This memorial to Taranaki troopers who served in the South African War 1899-1902 (also known as the Second Anglo-Boer War) was designed in the form of a Celtic cross by Archdeacon Phillip Walsh and made by McNab and Mason of Auckland.

It carries the names of 14 Taranaki men who were killed and was unveiled near the Vivian Street entrance to St Mary's on 27 August 1903 by General James Babington, Commandant of the New Zealand Forces.

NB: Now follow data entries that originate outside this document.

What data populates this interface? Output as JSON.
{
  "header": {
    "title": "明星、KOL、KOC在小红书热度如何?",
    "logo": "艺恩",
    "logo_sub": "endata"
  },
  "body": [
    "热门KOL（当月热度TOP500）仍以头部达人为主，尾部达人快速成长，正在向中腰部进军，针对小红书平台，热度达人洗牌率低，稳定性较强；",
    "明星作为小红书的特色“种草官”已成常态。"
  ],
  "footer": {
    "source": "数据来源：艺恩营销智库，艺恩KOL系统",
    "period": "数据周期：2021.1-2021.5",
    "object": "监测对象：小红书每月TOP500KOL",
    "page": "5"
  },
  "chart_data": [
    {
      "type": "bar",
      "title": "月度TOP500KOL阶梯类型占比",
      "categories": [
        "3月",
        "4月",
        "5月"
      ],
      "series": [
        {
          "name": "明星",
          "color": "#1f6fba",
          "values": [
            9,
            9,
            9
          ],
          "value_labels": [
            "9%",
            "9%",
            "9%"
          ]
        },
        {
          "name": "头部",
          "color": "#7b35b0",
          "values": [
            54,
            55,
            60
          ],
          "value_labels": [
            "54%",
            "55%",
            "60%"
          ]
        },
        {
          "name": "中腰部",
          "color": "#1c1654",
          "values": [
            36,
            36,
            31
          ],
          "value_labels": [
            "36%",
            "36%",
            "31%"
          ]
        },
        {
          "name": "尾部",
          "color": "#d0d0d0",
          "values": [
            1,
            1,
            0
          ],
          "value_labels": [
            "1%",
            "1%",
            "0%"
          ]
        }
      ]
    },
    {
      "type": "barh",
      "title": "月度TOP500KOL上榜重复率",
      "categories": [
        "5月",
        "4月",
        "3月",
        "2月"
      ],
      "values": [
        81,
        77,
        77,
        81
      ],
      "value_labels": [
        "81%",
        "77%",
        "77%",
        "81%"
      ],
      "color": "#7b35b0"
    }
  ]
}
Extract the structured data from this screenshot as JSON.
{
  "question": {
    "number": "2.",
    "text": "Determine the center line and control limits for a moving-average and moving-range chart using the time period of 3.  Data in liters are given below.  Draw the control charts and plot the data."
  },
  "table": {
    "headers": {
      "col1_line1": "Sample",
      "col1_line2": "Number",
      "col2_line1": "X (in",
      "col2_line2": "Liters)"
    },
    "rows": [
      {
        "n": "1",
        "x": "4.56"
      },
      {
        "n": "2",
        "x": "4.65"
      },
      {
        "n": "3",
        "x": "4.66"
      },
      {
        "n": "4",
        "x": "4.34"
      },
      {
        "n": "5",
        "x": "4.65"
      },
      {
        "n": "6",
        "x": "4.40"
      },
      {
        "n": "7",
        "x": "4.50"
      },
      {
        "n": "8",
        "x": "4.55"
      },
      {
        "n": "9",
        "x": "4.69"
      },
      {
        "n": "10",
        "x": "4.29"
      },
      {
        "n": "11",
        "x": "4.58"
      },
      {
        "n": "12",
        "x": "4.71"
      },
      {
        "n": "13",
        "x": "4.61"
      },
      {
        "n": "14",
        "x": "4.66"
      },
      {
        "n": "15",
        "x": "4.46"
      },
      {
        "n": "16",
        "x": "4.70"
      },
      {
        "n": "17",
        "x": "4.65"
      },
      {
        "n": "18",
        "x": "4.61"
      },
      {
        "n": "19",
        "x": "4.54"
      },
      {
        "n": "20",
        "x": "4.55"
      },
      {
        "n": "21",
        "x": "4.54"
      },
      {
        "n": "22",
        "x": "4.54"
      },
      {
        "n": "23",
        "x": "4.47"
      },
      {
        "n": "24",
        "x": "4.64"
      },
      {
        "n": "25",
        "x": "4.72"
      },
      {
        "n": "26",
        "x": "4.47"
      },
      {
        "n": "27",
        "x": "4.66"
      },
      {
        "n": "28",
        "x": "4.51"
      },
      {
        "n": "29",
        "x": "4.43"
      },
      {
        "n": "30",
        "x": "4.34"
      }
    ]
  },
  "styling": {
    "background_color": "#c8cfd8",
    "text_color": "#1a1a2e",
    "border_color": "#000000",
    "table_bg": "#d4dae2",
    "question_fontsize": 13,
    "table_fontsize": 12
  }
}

In Honoured Memory of the Taranaki Troopers who fell in the South African War 1899-1902 Erected by their Fellow Settlers

West face:                                    

Serg-Major S. Smith                                   


H. Finch                                    

J.M. Patterson                          

T.A. Hempton                            

C. Wiggins                                

W.J. Goodland                         

L.E. Smith                                  

East face:

Farrier-Sergt A. W. Sisley


W.S. Fleetwood

A.H. Blyde

L.O. Newsham

L.H. Arden

N.T. Patterson

V. Meredith


Of the above, Farrier-Sergt A.W. Sisley and Trooper V. Meredith are not listed in the nominal rolls. Of the remaining 13 men, six died of enteric (typhoid) fever in South Africa and three of pneumonia in New Zealand.

Albert Sisley

Australian National War Memorial records show Farrier-Sergeant Albert William Sisley, #930, joined in New South Wales and served in the 2 NSW Mounted Rifles. He died on 20 January 1902.

Valentine Meredith

It appears that V. Meredith was not actually in the military (although listed as a Trooper on the New Plymouth memorials) but was employed by the Natal railways. The Hawera Star featured the following report on 29 September 1900:

Mr V. Meredith who went to the Transvaal, died of pneumonia last month. Deceased, whose parents reside at Koru (near New Plymouth) was the brother of Mr Percy Meredith, lately of the Star staff.  

and the Taranaki Herald of 12 October 1900 informed readers that 

....the late Valentine Meredith who died in August last at Ladysmith.... had volunteered for active service in South Africa, and not being accepted he went there on his own account, and while waiting for military employment he took a billet in the Natal Railway Service in which he was engaged at his death

A letter from G.S. Duane regarding his visit to Meredith’s grave at Ladysmith was printed in the Hawera Star on 12 December 1900 and mentioned the need to ask "the Railways Dept to erect a stone over the grave."

William Joseph Goodland

A plaque commemorating Trooper W. J. Goodland was unveiled in St Paul's Church, Normanby on 30 October 1904.